Keyakinan itu sebagaimana pendapat seorang ahli riset dari Amerika, Prof. Howard Gardener, yang mengembangkan model kecerdasan “multiple intelligence”, artinya setiap individu memiliki bermacam-macam kecerdasan. Mungkin kongnitifnya kurang baik, tapi pada aspek lain, dia memiliki kecerdasan yang lebih baik. Sehingga kehidupan dia lebih berhasil, dibandingkan dengan yang nilai ujianya lebih baik. Sebagaimana Mas Menteri Kemendikbud katakan bahwa lulusan S1, S2, dan seterusnya tidak menjamin kualitas kompetensi seseorang, dan tidak menjadi jaminan dia akan sukses dalam kehidupan.

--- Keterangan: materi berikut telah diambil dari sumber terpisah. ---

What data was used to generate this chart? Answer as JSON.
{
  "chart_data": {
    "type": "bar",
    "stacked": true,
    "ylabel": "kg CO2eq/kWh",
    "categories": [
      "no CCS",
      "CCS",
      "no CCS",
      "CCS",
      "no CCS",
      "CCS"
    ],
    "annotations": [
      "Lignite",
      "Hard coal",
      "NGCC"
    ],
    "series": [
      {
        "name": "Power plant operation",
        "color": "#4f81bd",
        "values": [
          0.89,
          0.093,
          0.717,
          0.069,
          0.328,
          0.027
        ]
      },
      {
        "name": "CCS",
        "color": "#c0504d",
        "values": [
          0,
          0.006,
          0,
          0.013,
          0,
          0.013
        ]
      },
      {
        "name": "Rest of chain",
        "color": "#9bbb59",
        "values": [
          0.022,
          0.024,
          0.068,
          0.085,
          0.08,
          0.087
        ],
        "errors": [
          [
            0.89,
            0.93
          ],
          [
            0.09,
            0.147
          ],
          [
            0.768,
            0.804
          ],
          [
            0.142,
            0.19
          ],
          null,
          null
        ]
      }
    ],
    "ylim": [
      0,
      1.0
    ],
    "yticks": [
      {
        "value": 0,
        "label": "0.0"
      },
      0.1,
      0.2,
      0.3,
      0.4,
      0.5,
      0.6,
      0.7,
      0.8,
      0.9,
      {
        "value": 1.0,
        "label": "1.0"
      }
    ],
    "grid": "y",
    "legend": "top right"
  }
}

Maka sudah seharusnya tidak ada kata lelah, apalagi berputus asa atas semua usaha yang dilakukan untuk sukses ujian akhir anak Indonesia. Yakinlah bahwa semua usaha yang dilakukan seorang hamba, Allah pasti akan balas “laha ma kasabat, wa ‘alaiha maktasabat” . Bukankah Nabi Muhammad SAW harus berjuang siang malam selama 23 tahun untuk menegakkan kalimat Allah. Bukankah Nabi harus rela dilempari batu hingga berdarah-darah untuk menunggu anak cucu bani thaif mencintai Islam. Yakinlah bahwa usaha dan doa yang tidak langsung dikabulkan bukan berate ditolak, tapi mungkin Allah sedang senang melihat kesungguhan rasa hambanya dalam usa dan doa.
Pada akhirnya, doa adalah “silahul” mu’minin, maka mendo’akan anak didik kita agar sukses ujian akhir adalah keniscayaan. Ya Allah, jadikan anak-anak kami, anak yang soleh/sholehah, anak yang cerdas, anak yang berakhlakul karimah, anak yang tekun berusaha untuk sukses ujian. Ya Allah, jauhkan sifat malas pada mereka, jauhkan mereka untuk berkata tidak bisa, hingga akhirnya mereka sukses ujian dan sukses dalam kehidupan.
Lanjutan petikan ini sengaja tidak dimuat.